A representative confirmed that longtime anti-apartheid activist Winnie Madikizela-Mandela, died today in Johannesburg, South Africa. She was 81.
According to the South African Broadcasting Corporation, Madikizela-Mandela was admitted to the hospital after she attended a church service on Friday. Prior to that, she had been treated for diabetes and had undergone major surgeries over the past several years.
Much to her chagrin, Madikizela-Mandela was often defined in relation to her husband, South Africa’s first president, and fellow apartheid activist, Nelson Mandela.
She famously told one interviewer, “I am not Mandela’s product. I am the product of the masses of my country and the product of my enemy.” Her enemy being the White South African’s who had oppressed and disenfranchised the native Black South African’s under their rule.
Madikizela-Mandela was born the fourth of eight children in the village of eMbongweni, what is now known as South Africa’s Eastern Cape Province.
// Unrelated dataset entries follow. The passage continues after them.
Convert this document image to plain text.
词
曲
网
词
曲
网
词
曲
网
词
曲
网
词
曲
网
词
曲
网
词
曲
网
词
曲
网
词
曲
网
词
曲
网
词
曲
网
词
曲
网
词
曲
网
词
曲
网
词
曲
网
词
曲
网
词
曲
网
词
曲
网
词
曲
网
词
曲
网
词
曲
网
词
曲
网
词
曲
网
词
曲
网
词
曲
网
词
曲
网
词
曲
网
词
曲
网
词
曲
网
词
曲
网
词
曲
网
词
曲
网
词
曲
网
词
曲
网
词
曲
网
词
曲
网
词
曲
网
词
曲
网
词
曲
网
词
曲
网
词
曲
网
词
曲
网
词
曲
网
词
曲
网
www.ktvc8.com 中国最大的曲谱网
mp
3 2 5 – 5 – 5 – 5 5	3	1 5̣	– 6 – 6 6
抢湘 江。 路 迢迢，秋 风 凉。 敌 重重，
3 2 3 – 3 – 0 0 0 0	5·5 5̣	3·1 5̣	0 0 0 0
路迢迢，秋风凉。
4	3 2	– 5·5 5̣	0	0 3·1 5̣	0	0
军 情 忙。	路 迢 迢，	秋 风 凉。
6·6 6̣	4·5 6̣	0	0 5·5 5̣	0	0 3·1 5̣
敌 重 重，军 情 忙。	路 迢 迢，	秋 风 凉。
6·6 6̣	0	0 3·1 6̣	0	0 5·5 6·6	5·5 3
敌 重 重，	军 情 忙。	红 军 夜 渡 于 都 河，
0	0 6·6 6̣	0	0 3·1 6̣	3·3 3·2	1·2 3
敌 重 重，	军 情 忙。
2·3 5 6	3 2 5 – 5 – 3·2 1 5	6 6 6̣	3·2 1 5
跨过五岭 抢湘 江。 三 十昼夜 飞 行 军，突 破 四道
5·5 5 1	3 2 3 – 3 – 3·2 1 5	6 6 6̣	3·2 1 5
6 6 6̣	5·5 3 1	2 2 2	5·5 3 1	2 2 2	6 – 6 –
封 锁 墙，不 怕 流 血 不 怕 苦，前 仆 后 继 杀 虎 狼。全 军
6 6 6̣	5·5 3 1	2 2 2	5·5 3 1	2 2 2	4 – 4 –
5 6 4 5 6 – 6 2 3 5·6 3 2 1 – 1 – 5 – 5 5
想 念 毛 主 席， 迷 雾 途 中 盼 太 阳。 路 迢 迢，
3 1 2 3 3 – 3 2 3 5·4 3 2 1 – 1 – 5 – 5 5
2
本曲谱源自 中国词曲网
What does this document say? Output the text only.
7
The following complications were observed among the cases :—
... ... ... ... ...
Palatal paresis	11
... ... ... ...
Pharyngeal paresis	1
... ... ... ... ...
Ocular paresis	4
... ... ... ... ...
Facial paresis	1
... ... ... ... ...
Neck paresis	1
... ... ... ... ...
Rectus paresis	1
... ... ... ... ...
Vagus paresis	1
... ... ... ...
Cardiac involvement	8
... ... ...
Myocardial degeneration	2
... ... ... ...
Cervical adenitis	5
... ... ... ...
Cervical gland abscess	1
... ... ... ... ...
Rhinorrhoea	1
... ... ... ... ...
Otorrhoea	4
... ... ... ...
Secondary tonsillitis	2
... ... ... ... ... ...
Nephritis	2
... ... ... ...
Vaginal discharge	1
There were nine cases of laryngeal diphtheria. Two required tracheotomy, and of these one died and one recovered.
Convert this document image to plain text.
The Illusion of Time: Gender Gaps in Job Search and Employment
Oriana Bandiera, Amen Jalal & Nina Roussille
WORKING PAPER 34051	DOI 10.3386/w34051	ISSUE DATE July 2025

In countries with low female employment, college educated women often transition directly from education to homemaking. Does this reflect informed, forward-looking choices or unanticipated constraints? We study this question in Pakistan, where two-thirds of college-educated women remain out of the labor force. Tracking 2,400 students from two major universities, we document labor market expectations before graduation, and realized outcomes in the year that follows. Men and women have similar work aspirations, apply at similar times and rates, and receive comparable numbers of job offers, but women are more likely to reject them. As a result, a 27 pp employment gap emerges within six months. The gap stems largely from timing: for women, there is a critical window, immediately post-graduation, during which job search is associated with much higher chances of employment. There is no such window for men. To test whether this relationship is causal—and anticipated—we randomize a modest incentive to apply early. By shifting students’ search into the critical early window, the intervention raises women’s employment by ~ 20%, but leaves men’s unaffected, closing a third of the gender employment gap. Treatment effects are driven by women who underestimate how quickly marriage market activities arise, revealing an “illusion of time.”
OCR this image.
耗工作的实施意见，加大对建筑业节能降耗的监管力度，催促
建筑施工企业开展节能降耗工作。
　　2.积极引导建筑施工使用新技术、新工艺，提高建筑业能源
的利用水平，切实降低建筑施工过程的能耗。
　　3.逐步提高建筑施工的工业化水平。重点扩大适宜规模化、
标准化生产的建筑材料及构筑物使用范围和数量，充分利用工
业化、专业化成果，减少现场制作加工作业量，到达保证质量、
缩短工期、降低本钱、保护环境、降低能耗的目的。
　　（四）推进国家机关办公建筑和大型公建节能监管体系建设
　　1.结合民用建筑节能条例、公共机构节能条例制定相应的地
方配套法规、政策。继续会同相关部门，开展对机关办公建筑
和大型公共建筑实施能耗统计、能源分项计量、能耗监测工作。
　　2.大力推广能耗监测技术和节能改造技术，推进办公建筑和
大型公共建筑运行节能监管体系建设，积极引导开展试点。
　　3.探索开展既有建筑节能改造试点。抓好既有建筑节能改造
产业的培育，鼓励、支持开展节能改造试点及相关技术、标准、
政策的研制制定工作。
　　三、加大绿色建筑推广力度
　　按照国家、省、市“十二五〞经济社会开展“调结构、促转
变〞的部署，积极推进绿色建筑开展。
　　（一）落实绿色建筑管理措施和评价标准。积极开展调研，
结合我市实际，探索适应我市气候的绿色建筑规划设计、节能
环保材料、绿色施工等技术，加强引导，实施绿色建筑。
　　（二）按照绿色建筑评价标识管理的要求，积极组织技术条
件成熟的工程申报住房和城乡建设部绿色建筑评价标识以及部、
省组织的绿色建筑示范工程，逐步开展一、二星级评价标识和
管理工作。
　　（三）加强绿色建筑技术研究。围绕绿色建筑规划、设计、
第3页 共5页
She was the top student in her high school and turned down a scholarship in the United States to study social work at the University of Johannesburg. In spite of educational restrictions for Blacks in South Africa during apartheid, Madikizela-Mandela earned her degree and became the first Black social worker at the Baragwanath hospital in Soweto.
Shortly after graduation in 1957, she met Mandela, a lawyer at the time, at a bus stop in Soweto, the all Black township outside of Johannesburg. The two married a year later and had two daughters.
The couple remained married during Mandela’s 27-year imprisonment from 1963 to 1990. During his imprisonment, Madikizela-Mandela began the face and voice of the fight against apartheid. Two years after Mandela was released, the two separated and eventually divorced in 1996. Despite the end of their marriage, the two reportedly remained in contact as Madikizela-Mandela was said to have visited Mandela often when he was sick, during the latter part of his life. Though he remarried, Madikizela-Mandela has been reported as saying that no one knew her former husband better than she did.
As a part of her activism, Madikizela-Mandela often ignored Whites-only public phones and segregated counters at the liquor store. In between her terms of banishment or imprisonment, she worked to organize clinics and campaign for equal rights.
As a result of her work, Madikizela-Mandela was often detained by the government. In addition to her multiple arrests, she was also tortured, put on house arrest, held under surveillance, kept in solitary confinement for eighteen months at the Pretoria Central Prison and banished to a remote town by the South African government.
In post-apartheid South Africa, Madikizela-Mandela joined the African National Congress (ANC) as the president of the Women’s League.
For as much as she was revered in the country, Madikizela-Mandela’s reputation was marred by scandal. In the late eighties, she endorsed “necklacing,” the practice of burning people alive using tires and gasoline. While the measures were extreme, many of her supporters viewed her words and tactics as a fierce commitment to the cause of liberation.
She also was accused of ordering the kidnap and murder of a 14-year-old boy and three other children. Later, the 14-year-old’s body was discovered with several stab wounds. Madikizela-Mandela was acquitted of the murder charge. (Her bodyguard was found guilty.) She was convicted of the kidnapping but after appeal, her six-year sentence was reduced to a fine. Later, the South African Truth and Reconciliation Commission found Madikizela-Mandela politically and morally responsible for gross violations of human rights.
Spokesman Victor Dlamini said that Madikizela-Mandela had been in and out of hospitals from the beginning of this year battling a long illness.
According to a statement released by the family, Madikizela-Mandela “succumbed peacefully in the early hours of Monday afternoon surrounded by her family and loved ones.”